Given the propensity of white officials in Nova Scotia to seek the counsel of other Caucasians on matters of special consequence to minority groups, Halifax police, Justice Minister Mark Furey, Mayor Mike Savage, Premier Stephen McNeil, and what the hell, incoming police chief Dan Kinsella, might want to take a peek at Marked: Race, Crime, and Finding Work in an Era of Mass Incarceration by the late Harvard University professor Devah Pager.
Hailed as one of the most influential sociologists of her generation, Pager, age 46 at the time of her death after a long illness, launched a study that established her reputation as an undisputed authority in the field. As a doctoral student, she dispatched a group of well-groomed, professional-looking young men with stellar credentials to apply for jobs. The young men, both Black and white, took turns listing a criminal record on their job applications.
The results? Only 5% of the Black applicants with a putative criminal record were called back for an interview, compared with 17% of the white men. Moreover, white applicants with presumed criminal convictions were proved to have better employment opportunities than Black men without a criminal record (17% to 14%).
Pager’s work triggered an international campaign (known as Ban the Box) to persuade employers to remove the check box that asks about criminal records on job applications. “She crafted a call for justice built on a foundation of exceptionally careful and creative work that simply could not be denied,” noted a leading economic policy analyst who was among Pager’s colleagues at Harvard.

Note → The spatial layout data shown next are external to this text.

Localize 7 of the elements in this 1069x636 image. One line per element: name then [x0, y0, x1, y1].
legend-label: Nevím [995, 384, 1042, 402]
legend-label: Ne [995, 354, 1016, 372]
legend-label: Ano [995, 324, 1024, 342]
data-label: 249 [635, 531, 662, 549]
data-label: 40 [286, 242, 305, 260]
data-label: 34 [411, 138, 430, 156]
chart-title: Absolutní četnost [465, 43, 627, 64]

As for the next round of already jawed to death discussions on street checks, Wortley’s report revealed that a third of the Black male population in Halifax was charged with at least one criminal offence between 2006 and 2017. By contrast, only 6.8% of white males were charged during that time. So, here’s a new talking point: How about some cash money for Black men in Halifax who have likely suffered disproportionately higher rates of joblessness (and thereby economic disadvantage) than their white peers?
Memo to Nova Scotia class action lawyers: I see coin. Probably a lot more coin than the $600,000 awarded last week to the white, former Halifax transit mechanic whose marriage to an African Nova Scotian woman made him subject to relentless workplace harassment and discrimination.
Set against the backdrop of Nova Scotia’s aspirational march to glory (the Atlantic Schooners hustle), it’s clear that the province’s earned racist profile (“suck me, boy” salutations, etc.) continues to soil the image of Halifax. “A lot of guys think Moncton would have been a better choice for a team,” a seasoned Black, CFL player told me.
Better. On that note, here’s a dab for homegrown actor/activist Ellen Page for her forthcoming documentary on environmental racism.
Ditto for Dalhousie University associate professor Ingrid Waldron whose book, There’s Something in the Water: Environmental Racism in Indigenous and Black Communities, recently scored an Atlantic Books Award nomination. And here’s a shout-out for Christine Saulnier, federal NDP candidate for the riding of Halifax. “The practice of random street checks is unquestionably a form of systemic racism,” Saulnier said. “We cannot hope to build a more inclusive community without stopping this practice and without an apology from the police force.”
It’s past time for white power-brokers in Nova Scotia to address their long legacy of self-inflicted racial discord (and attendant self-loathing). “Until you do right by me, everything you think about is gonna crumble,” saith Celie.
The author of Alice Walker: A Life, Evelyn C. White is a freelance writer in Halifax.